Tel Aviv’s new gallery 1:1 Center for Art and Politics has caused anger after consciously showing pieces by major contemporary Arab artists without consent or attribution in their inaugural show ‘Stolen Arab Art’. The gallery said they had not provided any credit to the artists ‘on the assumption that they would not want for their work to be shown in Israel’.
A press statement from the gallery stated: ‘We are showing the works in the exhibition in Israel without the artists’s knowledge or consent, acutely aware of this act of expropriation […] By delineating these political and geographic boundaries we wish to call attention to Israel’s exclusion from the Middle East family.’
The exhibition features four video pieces by artists including Wael Shawky and Walid Raad, which are all presented without their permission, and do not feature any credits. Shawky told frieze that the inclusion of his artworks in the show was ‘absolutely unacceptable.’ He clarified that he was against showing his work in Israel, and said of the gallery: ‘They stole my work and they behave as activists, pathetic.’
Gallery director Omer Krieger told frieze that the show ‘is meant to provoke Israelis out of their indifference, despair and denial […] The present boycott of Israel prevents artists, intellectuals and opposition supporters to act together against their repressive regimes. I think Israel deserves a boycott, but when you lose your curiosity, you lose your humanity.’ Krieger added: ‘I actually do think this will make a change, towards a peaceful, democratic and secular Middle East.’

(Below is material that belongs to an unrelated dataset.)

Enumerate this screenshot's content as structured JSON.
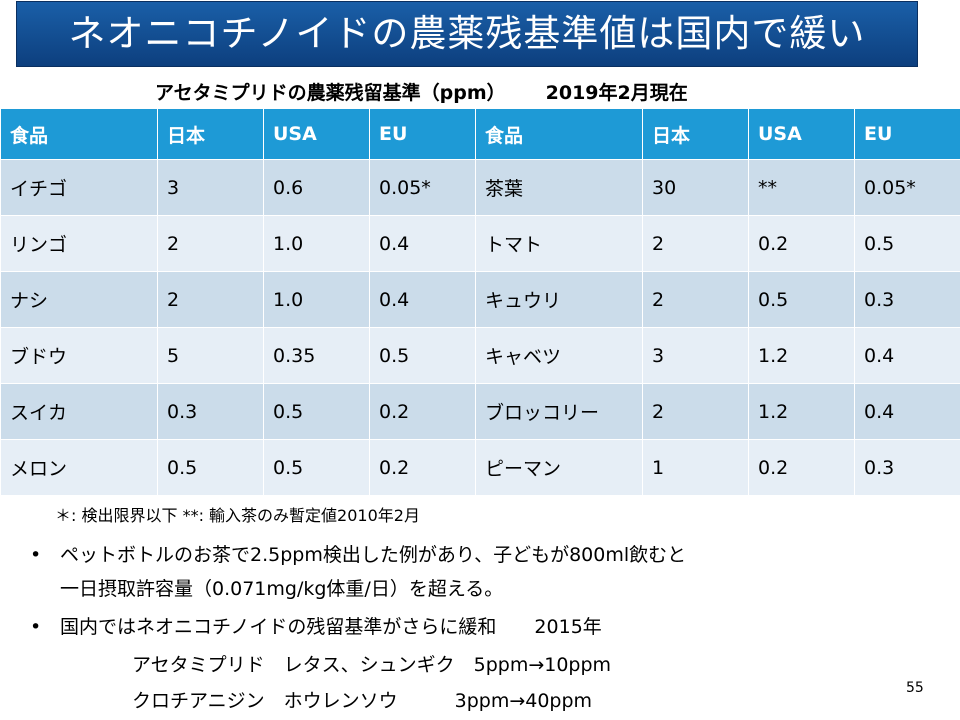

Shawky told media outlet Middle East Eye that he was considering legal action against the gallery, and had alerted his galleries – London’s Lisson Gallery and Beirut’s Sfeir-Semler Gallery. Lisson Gallery told frieze that they had no comment to make at the time of reporting.

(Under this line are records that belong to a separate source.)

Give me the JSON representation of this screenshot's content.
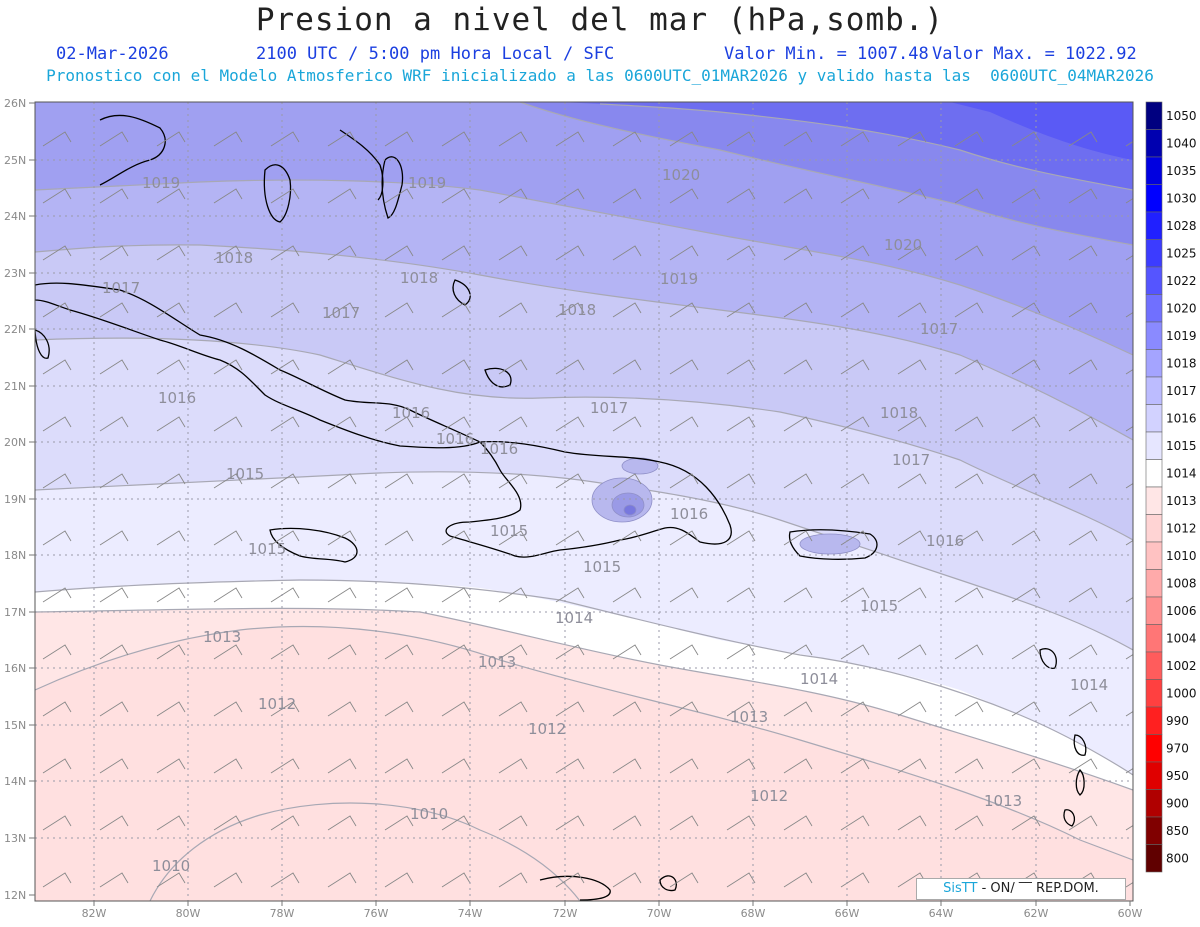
{
  "title": "Presion a nivel del mar (hPa,somb.)",
  "header": {
    "date": "02-Mar-2026",
    "time": "2100 UTC / 5:00 pm Hora Local / SFC",
    "vmin": "Valor Min. = 1007.48",
    "vmax": "Valor Max. = 1022.92",
    "model_line": "Pronostico con el Modelo Atmosferico WRF inicializado a las 0600UTC_01MAR2026 y valido hasta las  0600UTC_04MAR2026"
  },
  "axes": {
    "lat_labels": [
      "26N",
      "25N",
      "24N",
      "23N",
      "22N",
      "21N",
      "20N",
      "19N",
      "18N",
      "17N",
      "16N",
      "15N",
      "14N",
      "13N",
      "12N"
    ],
    "lon_labels": [
      "82W",
      "80W",
      "78W",
      "76W",
      "74W",
      "72W",
      "70W",
      "68W",
      "66W",
      "64W",
      "62W",
      "60W"
    ]
  },
  "colorbar": {
    "levels": [
      "1050",
      "1040",
      "1035",
      "1030",
      "1028",
      "1025",
      "1022",
      "1020",
      "1019",
      "1018",
      "1017",
      "1016",
      "1015",
      "1014",
      "1013",
      "1012",
      "1010",
      "1008",
      "1006",
      "1004",
      "1002",
      "1000",
      "990",
      "970",
      "950",
      "900",
      "850",
      "800"
    ],
    "colors": [
      "#000080",
      "#0000b0",
      "#0000e0",
      "#0000ff",
      "#2020ff",
      "#3c3cff",
      "#5555ff",
      "#7070ff",
      "#8a8aff",
      "#a4a4ff",
      "#bcbcff",
      "#d2d2ff",
      "#e6e6ff",
      "#ffffff",
      "#ffe6e6",
      "#ffd4d4",
      "#ffc2c2",
      "#ffaaaa",
      "#ff9090",
      "#ff7676",
      "#ff5c5c",
      "#ff4040",
      "#ff2020",
      "#ff0000",
      "#e00000",
      "#b00000",
      "#800000",
      "#600000"
    ]
  },
  "contour_labels": [
    "1020",
    "1020",
    "1019",
    "1019",
    "1019",
    "1018",
    "1018",
    "1018",
    "1018",
    "1017",
    "1017",
    "1017",
    "1017",
    "1017",
    "1016",
    "1016",
    "1016",
    "1016",
    "1016",
    "1016",
    "1015",
    "1015",
    "1015",
    "1015",
    "1015",
    "1014",
    "1014",
    "1014",
    "1013",
    "1013",
    "1013",
    "1013",
    "1012",
    "1012",
    "1012",
    "1010",
    "1010"
  ],
  "credit": {
    "logo": "SisTT",
    "text": " - ON/ ‾‾ REP.DOM."
  }
}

The Boycott, Divestment, and Sanctions movement is a global campaign that demands a boycott of the Israeli state in solidarity with Palestinian civil society – taking its lead from South Africa’s Anti-Apartheid Movement. Critics of the movement have called it antisemitic for its treatment of Israel. The relationship between BDS and the cultural world has become increasingly strained of late; last month Germany’s Ruhrtriennale arts festival disinvited Scottish hip-hop trio Young Fathers for their support for BDS, triggering international outrage.